On Why Teen Poetry Should Come with a Self-Destruct Button

Growing up, to say I always wanted to be a writer is cliché but true. To say I was oblivious to the realities of writing is an understatement. I wanted to write novels like the ones I read: pen my own Nancy Drew or Scary Tales, but I never made it beyond a few pages. I also wanted write poetry, but I didn’t know anyone who actually read poetry. Growing up in a small Texas town in the 80s and 90s, I thought poetry had to be doom and gloom, love and heartbreak, an avalanche of despair and sadness. I grimace at the poems I wrote in high school back then, at the poems I wrote for my first “serious” boyfriend. I think I even added artwork and glitter, the words in Microsoft Word’s fake cursive centered down the page. I think I might have even framed those poems. The thought makes me shudder, and I hope he burned those pages in his fire pit next to the lake. Or at least shredded with each one with scissors. I’d settle for crumpled and trashed as long as the words got smothered with hot sauce and mustard or drenched in grape soda and dissolved in some other chemically altered liquids. But anyway. Even then before I knew what poetry really was, I knew it was a gift. I knew it was powerful. As birthday and Christmas presents, I would write poems to everyone I loved. At some unconscious level, I knew it helped build awareness and empathy, even if I didn’t have those words for it yet.

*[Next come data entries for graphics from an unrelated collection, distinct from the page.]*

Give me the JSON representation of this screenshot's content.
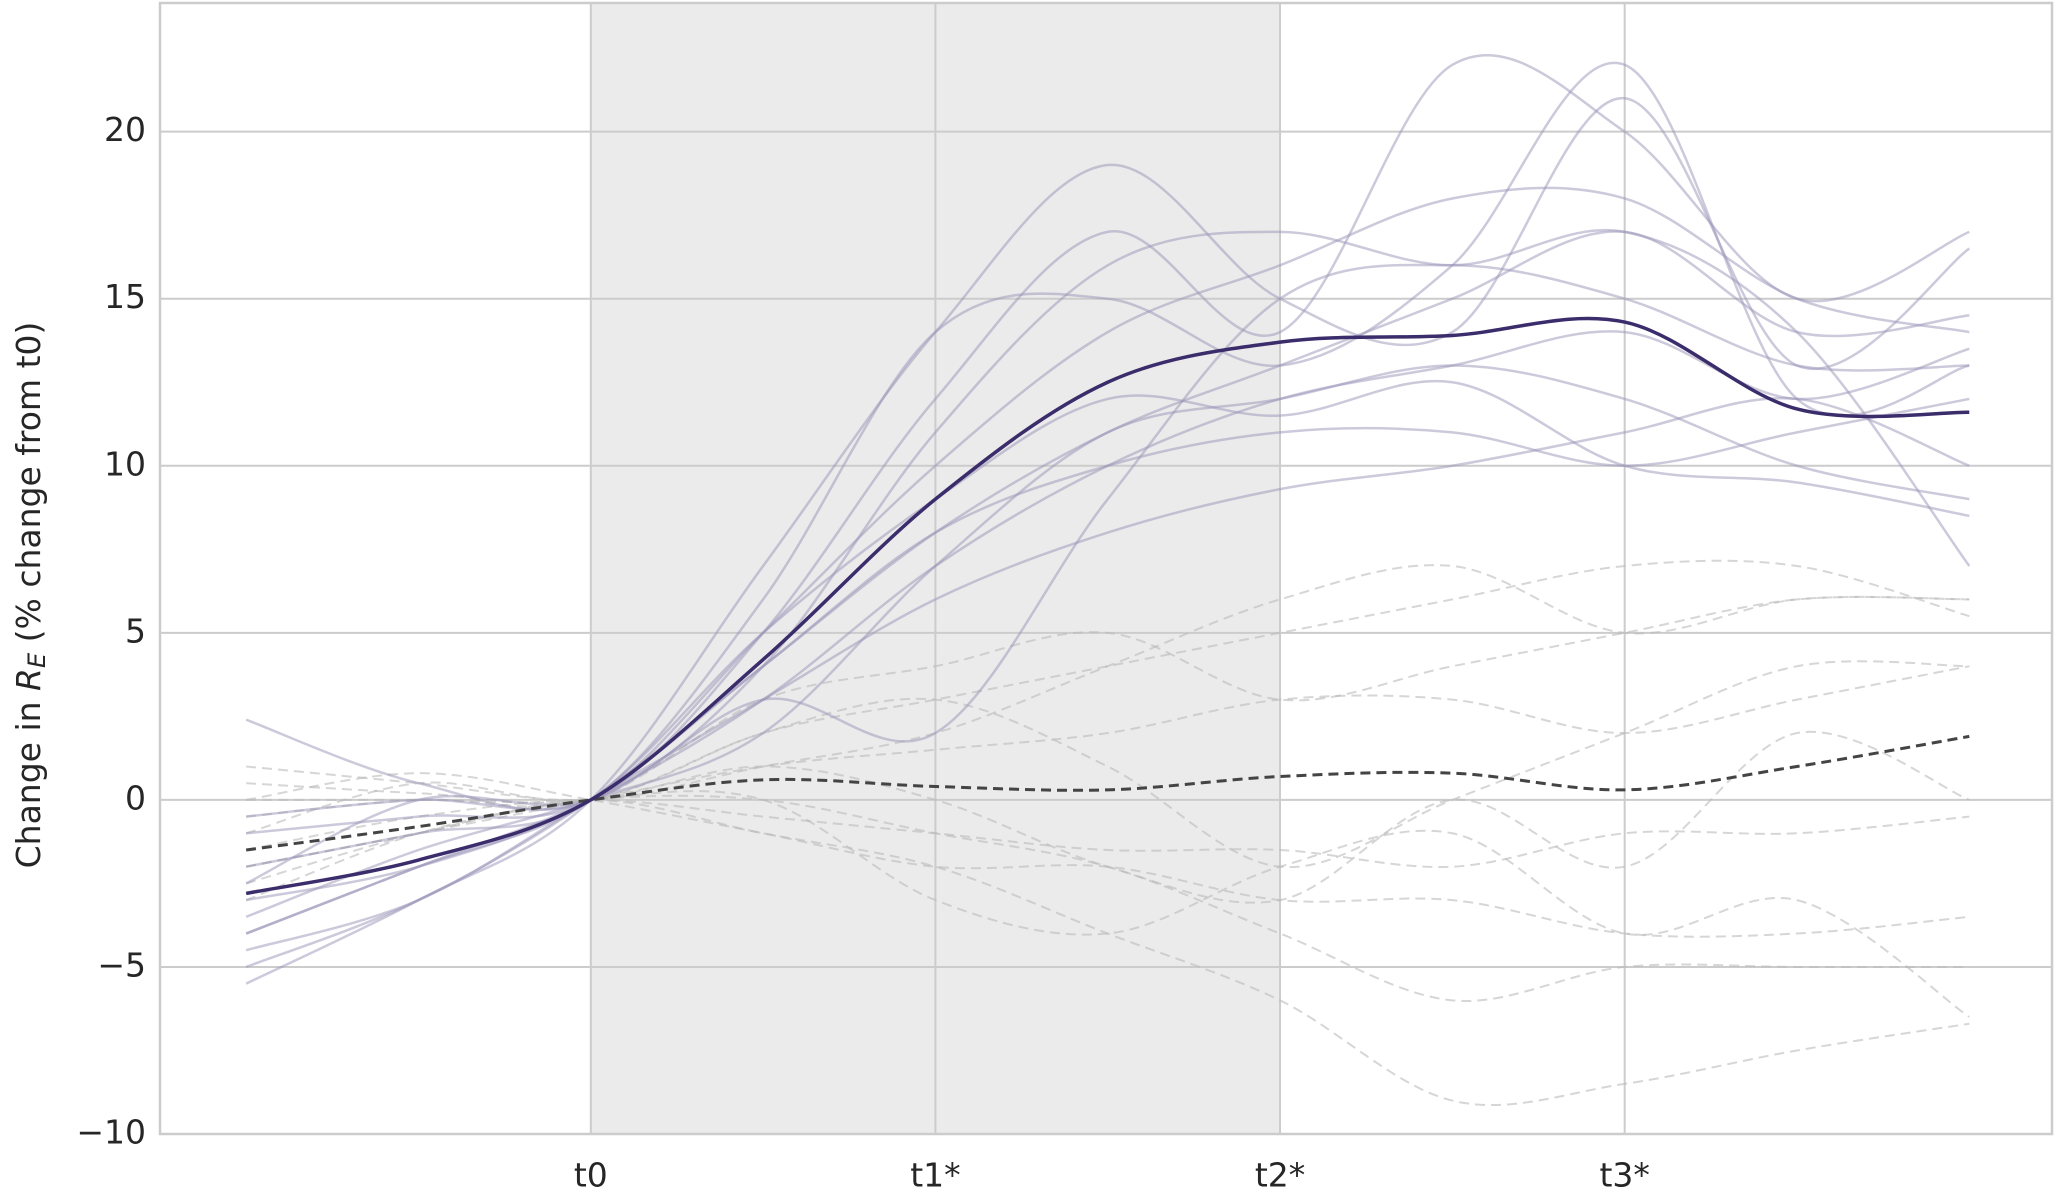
{
  "chart_data": {
    "type": "line",
    "ylabel_parts": [
      "Change in ",
      "R",
      "E",
      " (% change from t0)"
    ],
    "x": [
      -1,
      -0.5,
      0,
      0.5,
      1,
      1.5,
      2,
      2.5,
      3,
      3.5,
      4
    ],
    "xlim": [
      -1.25,
      4.24
    ],
    "xticks": [
      {
        "value": 0,
        "label": "t0"
      },
      {
        "value": 1,
        "label": "t1*"
      },
      {
        "value": 2,
        "label": "t2*"
      },
      {
        "value": 3,
        "label": "t3*"
      }
    ],
    "ylim": [
      -10,
      23.85
    ],
    "yticks": [
      {
        "value": -10,
        "label": "−10"
      },
      {
        "value": -5,
        "label": "−5"
      },
      0,
      5,
      10,
      15,
      20
    ],
    "grid": true,
    "shaded_span": [
      0,
      2
    ],
    "shade_color": "#ebebeb",
    "series": [
      {
        "color": "#bbbbbb",
        "dashed": true,
        "opacity": 0.6,
        "width": 2,
        "values": [
          1,
          0.5,
          0,
          1,
          2,
          4,
          6,
          7,
          5,
          6,
          6
        ]
      },
      {
        "color": "#bbbbbb",
        "dashed": true,
        "opacity": 0.6,
        "width": 2,
        "values": [
          -2,
          -1,
          0,
          -1,
          -2,
          -4,
          -6,
          -9,
          -8.5,
          -7.5,
          -6.7
        ]
      },
      {
        "color": "#bbbbbb",
        "dashed": true,
        "opacity": 0.6,
        "width": 2,
        "values": [
          -1,
          0.5,
          0,
          2,
          3,
          4,
          5,
          6,
          7,
          7,
          5.5
        ]
      },
      {
        "color": "#bbbbbb",
        "dashed": true,
        "opacity": 0.6,
        "width": 2,
        "values": [
          0,
          0.8,
          0,
          -1,
          -2,
          -2,
          -3,
          -3,
          -4,
          -4,
          -3.5
        ]
      },
      {
        "color": "#bbbbbb",
        "dashed": true,
        "opacity": 0.6,
        "width": 2,
        "values": [
          -3,
          -1,
          0,
          0,
          -1,
          -2,
          -4,
          -6,
          -5,
          -5,
          -5
        ]
      },
      {
        "color": "#bbbbbb",
        "dashed": true,
        "opacity": 0.6,
        "width": 2,
        "values": [
          -0.5,
          0,
          0,
          3,
          4,
          5,
          3,
          4,
          5,
          6,
          6
        ]
      },
      {
        "color": "#bbbbbb",
        "dashed": true,
        "opacity": 0.6,
        "width": 2,
        "values": [
          -2,
          -1,
          0,
          1,
          1.5,
          2,
          3,
          3,
          2,
          3,
          4
        ]
      },
      {
        "color": "#bbbbbb",
        "dashed": true,
        "opacity": 0.6,
        "width": 2,
        "values": [
          -1.5,
          -0.5,
          0,
          -0.5,
          -1,
          -1.5,
          -1.5,
          -2,
          -1,
          -1,
          -0.5
        ]
      },
      {
        "color": "#bbbbbb",
        "dashed": true,
        "opacity": 0.6,
        "width": 2,
        "values": [
          0.5,
          0.2,
          0,
          2,
          3,
          1,
          -2,
          0,
          2,
          4,
          4
        ]
      },
      {
        "color": "#bbbbbb",
        "dashed": true,
        "opacity": 0.6,
        "width": 2,
        "values": [
          -2.5,
          -1,
          0,
          0,
          -3,
          -4,
          -2,
          -1,
          -4,
          -3,
          -6.5
        ]
      },
      {
        "color": "#bbbbbb",
        "dashed": true,
        "opacity": 0.6,
        "width": 2,
        "values": [
          0,
          0,
          0,
          1,
          0,
          -2,
          -3,
          0,
          -2,
          2,
          0
        ]
      },
      {
        "color": "#9a94b8",
        "dashed": false,
        "opacity": 0.5,
        "width": 2.5,
        "values": [
          2.4,
          0.5,
          0,
          5,
          12,
          17,
          14,
          22,
          20,
          15,
          17
        ]
      },
      {
        "color": "#9a94b8",
        "dashed": false,
        "opacity": 0.5,
        "width": 2.5,
        "values": [
          -5.5,
          -3,
          0,
          7,
          14,
          19,
          15,
          14,
          21,
          13,
          16.5
        ]
      },
      {
        "color": "#9a94b8",
        "dashed": false,
        "opacity": 0.5,
        "width": 2.5,
        "values": [
          -4,
          -2,
          0,
          3,
          7,
          10,
          12,
          13,
          14,
          12,
          13.5
        ]
      },
      {
        "color": "#9a94b8",
        "dashed": false,
        "opacity": 0.5,
        "width": 2.5,
        "values": [
          -3,
          -2,
          0,
          4,
          8,
          11,
          13,
          15,
          17,
          14,
          14.5
        ]
      },
      {
        "color": "#9a94b8",
        "dashed": false,
        "opacity": 0.5,
        "width": 2.5,
        "values": [
          -4.5,
          -3,
          0,
          3,
          6,
          8,
          9.3,
          10,
          11,
          12,
          10
        ]
      },
      {
        "color": "#9a94b8",
        "dashed": false,
        "opacity": 0.5,
        "width": 2.5,
        "values": [
          -2,
          -1,
          0,
          6,
          14,
          15,
          13,
          16,
          22,
          12,
          13
        ]
      },
      {
        "color": "#9a94b8",
        "dashed": false,
        "opacity": 0.5,
        "width": 2.5,
        "values": [
          -1,
          -0.5,
          0,
          5,
          10,
          14,
          16,
          18,
          18,
          15,
          14
        ]
      },
      {
        "color": "#9a94b8",
        "dashed": false,
        "opacity": 0.5,
        "width": 2.5,
        "values": [
          -3.5,
          -1.5,
          0,
          2,
          7,
          11,
          12,
          13,
          12,
          10,
          9
        ]
      },
      {
        "color": "#9a94b8",
        "dashed": false,
        "opacity": 0.5,
        "width": 2.5,
        "values": [
          -5,
          -3,
          0,
          4,
          8,
          10,
          11,
          11,
          10,
          11,
          12
        ]
      },
      {
        "color": "#9a94b8",
        "dashed": false,
        "opacity": 0.5,
        "width": 2.5,
        "values": [
          -2.5,
          0,
          0,
          3,
          2,
          9,
          15,
          16,
          15,
          13,
          13
        ]
      },
      {
        "color": "#9a94b8",
        "dashed": false,
        "opacity": 0.5,
        "width": 2.5,
        "values": [
          -4,
          -2,
          0,
          5,
          9,
          12,
          11.5,
          12.5,
          10,
          9.5,
          8.5
        ]
      },
      {
        "color": "#9a94b8",
        "dashed": false,
        "opacity": 0.5,
        "width": 2.5,
        "values": [
          -0.5,
          0,
          0,
          4,
          11,
          16,
          17,
          16,
          17,
          14,
          7
        ]
      },
      {
        "color": "#444444",
        "dashed": true,
        "opacity": 1,
        "width": 3,
        "values": [
          -1.5,
          -0.8,
          0,
          0.6,
          0.4,
          0.3,
          0.7,
          0.8,
          0.3,
          1.0,
          1.9
        ]
      },
      {
        "color": "#3b2c6b",
        "dashed": false,
        "opacity": 1,
        "width": 3.5,
        "values": [
          -2.8,
          -1.8,
          0,
          4.2,
          9.0,
          12.5,
          13.7,
          13.9,
          14.3,
          11.7,
          11.6
        ]
      }
    ]
  }
}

Poetry became real to me not through the classics, but through my contemporaries in a college workshop. I realized poetry could go beyond doom and gloom. And then, the amazing poet Bruce Bond introduced me Laura Kasischke’s poem “Women Kills Husband with Bowling Ball,” which was filled with such playful and violent leaps of language and logic that I was sunk. At 22, I finally started to understand the breadth (breath?) of poetry. I’ve always been inspired by fiction—Morrison’s Beloved, Fitzgerald’s The Great Gatsby, Atwood’s The Handmaid’s Tale, Greene’s The End of the Affair, and Conrad’s Lord Jim all strengthened my resolve to throw myself into the possibilities of language (right now I’m reading Aimee Bender’s short stories, The Girl in the Flammable Skirt and highly recommend anything by Bender, Karen Russell, and Mary Gaitskill). But now I also had Plath, Sexton, Bishop, Auden in my arsenal. As well as Sheila Black, Brenda Shaughnessy, Anne Carson, Larry Levis, Reginald Shepard, Carl Phillips, and so many more.

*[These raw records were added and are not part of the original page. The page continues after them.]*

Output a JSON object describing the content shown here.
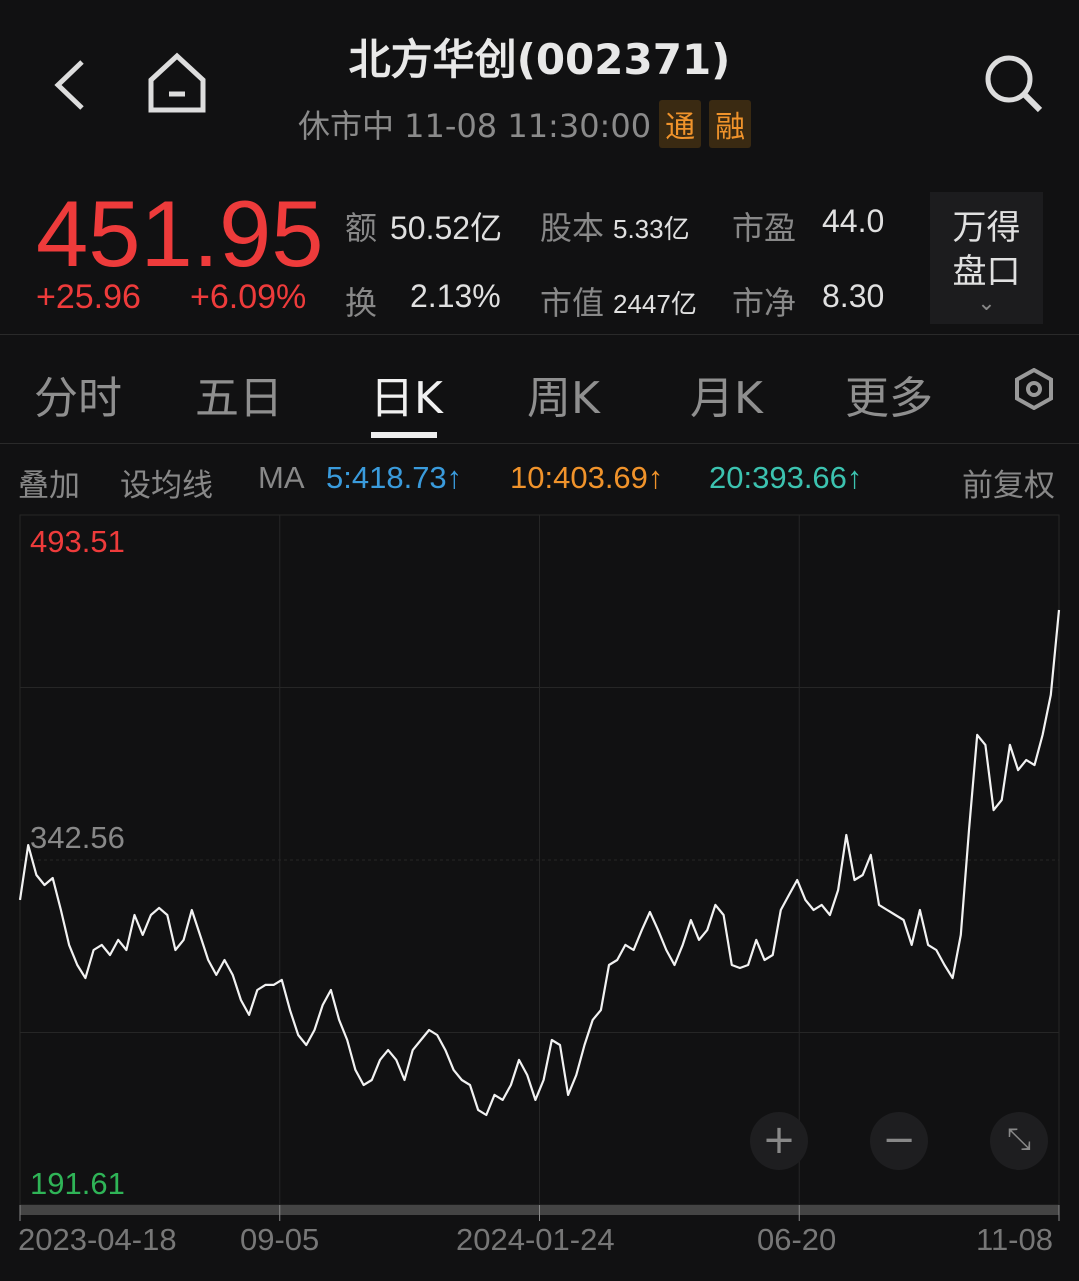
{
  "header": {
    "title": "北方华创(002371)",
    "status": "休市中 11-08 11:30:00",
    "tags": [
      "通",
      "融"
    ]
  },
  "quote": {
    "price": "451.95",
    "change": "+25.96",
    "change_pct": "+6.09%",
    "stats": [
      {
        "label": "额",
        "value": "50.52亿"
      },
      {
        "label": "股本",
        "value": "5.33亿"
      },
      {
        "label": "市盈",
        "value": "44.0"
      },
      {
        "label": "换",
        "value": "2.13%"
      },
      {
        "label": "市值",
        "value": "2447亿"
      },
      {
        "label": "市净",
        "value": "8.30"
      }
    ],
    "panel_button": "万得盘口"
  },
  "tabs": [
    "分时",
    "五日",
    "日K",
    "周K",
    "月K",
    "更多"
  ],
  "active_tab": "日K",
  "toolbar": {
    "overlay": "叠加",
    "set_ma": "设均线",
    "ma": "MA",
    "ma5": "5:418.73↑",
    "ma10": "10:403.69↑",
    "ma20": "20:393.66↑",
    "adjust": "前复权"
  },
  "colors": {
    "up": "#ee3b3b",
    "down": "#2fb457",
    "ma5": "#3a9bdc",
    "ma10": "#f0932b",
    "ma20": "#3cc3b0"
  },
  "icons": [
    "back-icon",
    "home-icon",
    "search-icon",
    "settings-icon",
    "zoom-in-icon",
    "zoom-out-icon",
    "fullscreen-icon"
  ],
  "chart_data": {
    "type": "line",
    "x_ticks": [
      "2023-04-18",
      "09-05",
      "2024-01-24",
      "06-20",
      "11-08"
    ],
    "ylim": [
      191.61,
      493.51
    ],
    "y_labels": [
      "493.51",
      "342.56",
      "191.61"
    ],
    "grid": true,
    "values": [
      325.1,
      349.1,
      336.0,
      331.6,
      334.7,
      320.7,
      305.4,
      296.6,
      290.9,
      303.2,
      305.4,
      301.0,
      307.6,
      303.2,
      318.5,
      309.8,
      318.5,
      321.6,
      318.5,
      303.2,
      307.6,
      320.7,
      309.8,
      298.8,
      292.3,
      298.8,
      292.3,
      281.3,
      274.8,
      285.7,
      287.9,
      287.9,
      290.1,
      276.9,
      266.0,
      261.6,
      268.2,
      279.1,
      285.7,
      272.6,
      263.8,
      250.7,
      244.1,
      246.3,
      255.1,
      259.4,
      255.1,
      246.3,
      259.4,
      263.8,
      268.2,
      266.0,
      259.4,
      250.7,
      246.3,
      244.1,
      233.2,
      231.0,
      239.8,
      237.6,
      244.1,
      255.1,
      248.5,
      237.6,
      246.3,
      263.8,
      261.6,
      239.8,
      248.5,
      261.6,
      272.6,
      276.9,
      296.6,
      298.8,
      305.4,
      303.2,
      311.9,
      319.8,
      311.9,
      303.2,
      296.6,
      305.4,
      316.3,
      307.6,
      311.9,
      322.9,
      318.5,
      296.6,
      295.3,
      296.6,
      307.6,
      298.8,
      301.0,
      320.7,
      327.3,
      333.8,
      325.1,
      320.7,
      322.9,
      318.5,
      329.4,
      353.5,
      333.8,
      336.0,
      344.8,
      322.9,
      320.7,
      318.5,
      316.3,
      305.4,
      320.7,
      305.4,
      303.2,
      296.6,
      290.9,
      309.8,
      355.7,
      397.3,
      392.9,
      364.4,
      368.8,
      392.9,
      381.9,
      386.3,
      384.1,
      397.3,
      414.8,
      451.95
    ]
  }
}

But what I love most are contemporary poets writing for now. My go-to writers are the poets alive today, responding to the world we live in: Anne Champaign’s Every Good Girl is a Ghost, Torrin A. Greathouse’s Wound from the Mouth of a Wound, Ada Limon’s Bright Dead Things, Andrea Gibson’s The Madness Vase, and Victoria Chang’s Obit. And as much as I cringe at my angsty, emo teen poetry, I was writing for my time, when the possibility of romance was high and the rejection was crushing. I was trying to describe, understand, and name emotions. I wish I had been more aware of worldly problems but finding someone to kiss (and then breakup with) seemed vitally important. It’s not the theme I object to, but the lack of poetry, especially contemporary, available. I only had Shakespeare, the Brontës, Emily Dickinson, Jewel, Shel Silverstein, and Robert Frost.

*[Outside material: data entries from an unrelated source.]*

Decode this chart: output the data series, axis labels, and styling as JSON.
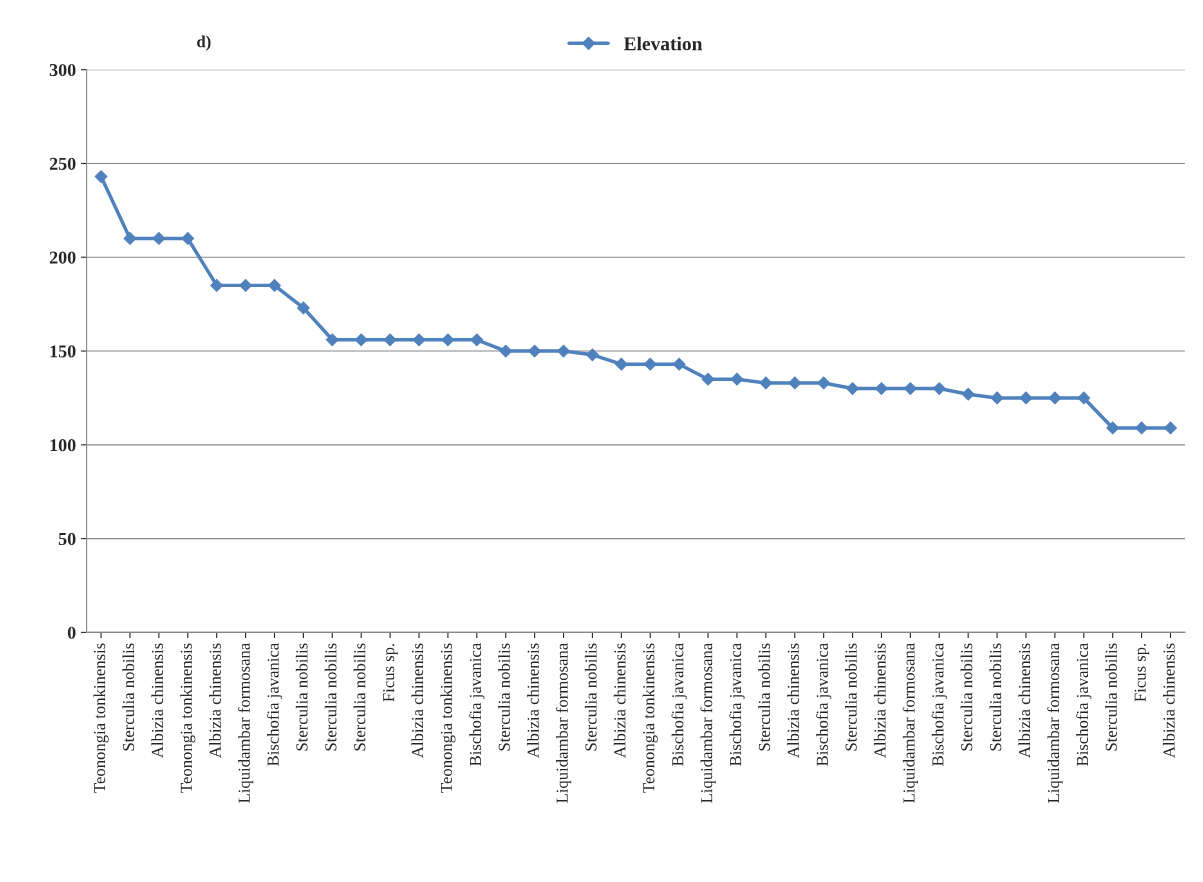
{
  "chart_data": {
    "type": "line",
    "title": "d)",
    "categories": [
      "Teonongia tonkinensis",
      "Sterculia nobilis",
      "Albizia chinensis",
      "Teonongia tonkinensis",
      "Albizia chinensis",
      "Liquidambar formosana",
      "Bischofia javanica",
      "Sterculia nobilis",
      "Sterculia nobilis",
      "Sterculia nobilis",
      "Ficus sp.",
      "Albizia chinensis",
      "Teonongia tonkinensis",
      "Bischofia javanica",
      "Sterculia nobilis",
      "Albizia chinensis",
      "Liquidambar formosana",
      "Sterculia nobilis",
      "Albizia chinensis",
      "Teonongia tonkinensis",
      "Bischofia javanica",
      "Liquidambar formosana",
      "Bischofia javanica",
      "Sterculia nobilis",
      "Albizia chinensis",
      "Bischofia javanica",
      "Sterculia nobilis",
      "Albizia chinensis",
      "Liquidambar formosana",
      "Bischofia javanica",
      "Sterculia nobilis",
      "Sterculia nobilis",
      "Albizia chinensis",
      "Liquidambar formosana",
      "Bischofia javanica",
      "Sterculia nobilis",
      "Ficus sp.",
      "Albizia chinensis"
    ],
    "series": [
      {
        "name": "Elevation",
        "color": "#4f81bd",
        "values": [
          243,
          210,
          210,
          210,
          185,
          185,
          185,
          173,
          156,
          156,
          156,
          156,
          156,
          156,
          150,
          150,
          150,
          148,
          143,
          143,
          143,
          135,
          135,
          133,
          133,
          133,
          130,
          130,
          130,
          130,
          127,
          125,
          125,
          125,
          125,
          109,
          109,
          109
        ]
      }
    ],
    "ylim": [
      0,
      300
    ],
    "yticks": [
      0,
      50,
      100,
      150,
      200,
      250,
      300
    ],
    "grid": "y",
    "legend": "top",
    "marker": "diamond",
    "line_style": "solid"
  }
}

Of course, I still write about love and loss, but I have so many more possibilities today because I have access to contemporary poets, which is why when I teach introduction to creative writing classes, I teach living poets. My students love Danez Smith’s “alternate names for black boys” and “Jennifer Knox’s “Hot Ass Poem” because both expand definitions of what poetry can be. Of what poetry can do. If we start introducing teens to more contemporary poets not all high school poetry would need to come with a self-destruct button. Or, at least, the destruct button could be optional.